Dans «les Animaux malades de la peste», qui est le lion ?

Un enseignant de français en Seine-Saint-Denis s’interroge : dans les circonstances actuelles, «qui est le plus coupable de nous», qui se «sacrifie pour la guérison commune» ?

«Un mal qui répand la terreur,Mal que le ciel en sa fureurInventa pour punir les crimes de la terre,La peste (puisqu’il faut l’appeler par son nom)Capable d’enrichir en un jour l’Achéron,Faisait aux animaux la guerre.»

A l’heure où les claviers crépitent et les poumons s’enflamment, il nous faut, enseignants, tant bien que mal travailler à distance pour maintenir la précieuse «continuité pédagogique», et ce en dépit des fractures (sociales, sociales, mais aussi sociales) qui la rendent souvent aussi vaine que symbolique. L’éducation est moins en marche de guerre qu’en rang d’oignons dispersés, et la cuisine qu’on nous sert, et qu’en bons commis coupables-consciencieux nous sommes nombreux à servir, a un triste goût de réchauffé et de résilience.

Etant de l’espèce des coupables-consciencieux, très largement majoritaire dans la communauté pédagogique – n’en déplaise à la porte-parole du gouvernement -, je ne démérite pas : une pincée de cours audio par-ci, quelques grains de quiz interactifs par-là, une bonne rasade de fiches de lecture, et je flambe le tout à l’ENT (espace numérique de travail).

Une fois mon chef-d’œuvre culinaire déposé sur les paliers, et après de trop nombreux coups de sonnettes (mails, messages, appels) à des portes qui n’en ont pas toujours, je me retire tout en courbettes comme le ferait un livreur Deliveroo en ces temps de distanciation sociale, et j’espère, dans le secret de mon confinement, que les papilles de mes élèves s’en délecteront sans réserve.

Mais voilà, surprise : beaucoup d’entre eux ont une cuisine qui leur sert aussi de table de travail, une table de travail qui fait office de table de travail à leurs frères et sœurs, et des frères et sœurs qui sont eux-mêmes source de travail pour que leurs parents puissent continuer à travailler (car oui, dans les quartiers populaires, forcément, peu de cadres), quand ces derniers ne tombent pas malades au travail.
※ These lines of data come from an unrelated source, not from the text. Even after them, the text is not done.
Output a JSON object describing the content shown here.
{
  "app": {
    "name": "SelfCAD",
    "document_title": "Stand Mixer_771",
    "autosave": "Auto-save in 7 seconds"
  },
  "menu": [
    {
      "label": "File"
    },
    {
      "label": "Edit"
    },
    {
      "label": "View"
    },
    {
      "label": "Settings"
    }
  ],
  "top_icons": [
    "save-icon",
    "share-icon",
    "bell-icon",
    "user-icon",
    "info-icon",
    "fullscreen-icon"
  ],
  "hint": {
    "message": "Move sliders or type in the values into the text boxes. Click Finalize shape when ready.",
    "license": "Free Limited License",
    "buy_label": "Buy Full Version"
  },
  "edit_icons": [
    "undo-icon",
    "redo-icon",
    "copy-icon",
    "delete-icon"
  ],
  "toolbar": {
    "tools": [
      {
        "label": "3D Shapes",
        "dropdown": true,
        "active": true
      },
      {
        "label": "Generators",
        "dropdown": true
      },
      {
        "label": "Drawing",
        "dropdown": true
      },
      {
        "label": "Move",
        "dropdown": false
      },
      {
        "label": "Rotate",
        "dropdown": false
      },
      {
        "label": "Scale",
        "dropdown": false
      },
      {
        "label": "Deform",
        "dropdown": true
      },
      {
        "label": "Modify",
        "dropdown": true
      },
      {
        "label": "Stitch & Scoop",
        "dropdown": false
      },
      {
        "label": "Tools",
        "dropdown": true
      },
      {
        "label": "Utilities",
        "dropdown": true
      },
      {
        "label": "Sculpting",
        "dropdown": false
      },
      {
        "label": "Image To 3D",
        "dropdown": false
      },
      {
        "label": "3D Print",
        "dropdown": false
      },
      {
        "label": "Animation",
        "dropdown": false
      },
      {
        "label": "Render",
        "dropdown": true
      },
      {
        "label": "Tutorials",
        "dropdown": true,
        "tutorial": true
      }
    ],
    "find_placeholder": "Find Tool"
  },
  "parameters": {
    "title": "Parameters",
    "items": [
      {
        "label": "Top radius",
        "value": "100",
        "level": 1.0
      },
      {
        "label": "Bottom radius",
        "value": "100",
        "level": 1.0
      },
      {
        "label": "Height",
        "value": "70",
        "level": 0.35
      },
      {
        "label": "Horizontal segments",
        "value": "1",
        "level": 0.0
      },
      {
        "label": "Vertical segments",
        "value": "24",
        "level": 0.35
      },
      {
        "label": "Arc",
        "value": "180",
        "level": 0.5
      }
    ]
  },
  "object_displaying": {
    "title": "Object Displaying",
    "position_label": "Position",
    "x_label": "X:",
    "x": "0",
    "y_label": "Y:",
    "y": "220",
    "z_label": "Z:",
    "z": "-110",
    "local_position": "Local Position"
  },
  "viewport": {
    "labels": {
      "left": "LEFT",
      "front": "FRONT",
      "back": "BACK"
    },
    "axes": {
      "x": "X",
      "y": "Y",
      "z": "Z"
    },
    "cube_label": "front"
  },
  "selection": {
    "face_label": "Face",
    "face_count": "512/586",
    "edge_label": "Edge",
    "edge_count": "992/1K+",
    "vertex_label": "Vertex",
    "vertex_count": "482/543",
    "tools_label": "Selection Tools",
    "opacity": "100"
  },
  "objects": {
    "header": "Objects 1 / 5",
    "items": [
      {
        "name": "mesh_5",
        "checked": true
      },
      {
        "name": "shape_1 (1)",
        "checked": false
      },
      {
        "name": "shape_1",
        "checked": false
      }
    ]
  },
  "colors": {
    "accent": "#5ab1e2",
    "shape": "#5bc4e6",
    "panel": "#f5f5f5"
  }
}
Dans ces conditions, mon risotto sur la poésie a déjà un goût d’indigestion.

Ce sentiment lucide d’échec et de frustration ne m’empêche pas, comme l’immense majorité de mes collègues, de rester aux fourneaux : je farfouille dans mon bon vieux livre jauni de «recettes de desserts poétiques en temps de crise», qui pourrait être un mauvais tract LREM par son seul titre, et je tombe sur cette incontournable fable de La Fontaine : les Animaux malades de la peste. Peu d’envie d’abord, un brin de lassitude : déjà mille fois cuisinée, un peu salée et tristoune pour débuter un repas dans ce contexte, pas certain d’avoir tous les ingrédients sous la main. Mais je relis pourtant ces vers :

«Le lion tint conseil, et dit : mes chers amis,

Je crois que le ciel a permis

Pour nos péchés cette infortune ;

Que le plus coupable de nous

Se sacrifie aux traits du céleste courroux,

Peut-être il obtiendra la guérison commune.

L’histoire nous apprend qu’en de tels accidents

On fait de pareils dévouements»

«C’est qui, le lion ?» Cette question, souvent posée par l’élève un poil plus malicieux ou éveillé que les autres dès la première lecture, je l’imagine qui résonne dans la cuisine vide, circonstances schizophréniques obligent, ou plutôt je m’imagine, forcément emballé par cette accélération inattendue vers le fond politique de la fable, ne pas vouloir y répondre d’emblée. Je rebondis par une question, en bon gymnaste de la pédagogie imaginaire : «Qui est le plus coupable de nous» qui se «sacrifie pour la guérison commune» ? Forcément, ça s’emballe d’un coup, les couverts s’entrechoquent, et on entend presque plus mes vieilles casseroles tinter : «Ben ma sœur ! elle est infirmière à l’hôpital Delafontaine !» ; «ma mère qui y fait les ménages» ; «ma cousine qui bosse au Franprix de Saint-Ouen» ; «mon père, il va encore sur le gros chantier de La Plaine»… Alors, et alors seulement peut-être sera-t-il temps de reformuler la question, en jetant un de ces regards peu subtil et appuyé dont les enseignants ont le secret à l’élève un poil plus malicieux ou éveillé que les autres dès la première lecture. «Qui est le plus coupable d’entre nous ?»

Pierre Mathieu enseignant de Français de Lycée en Seine Saint-Denis.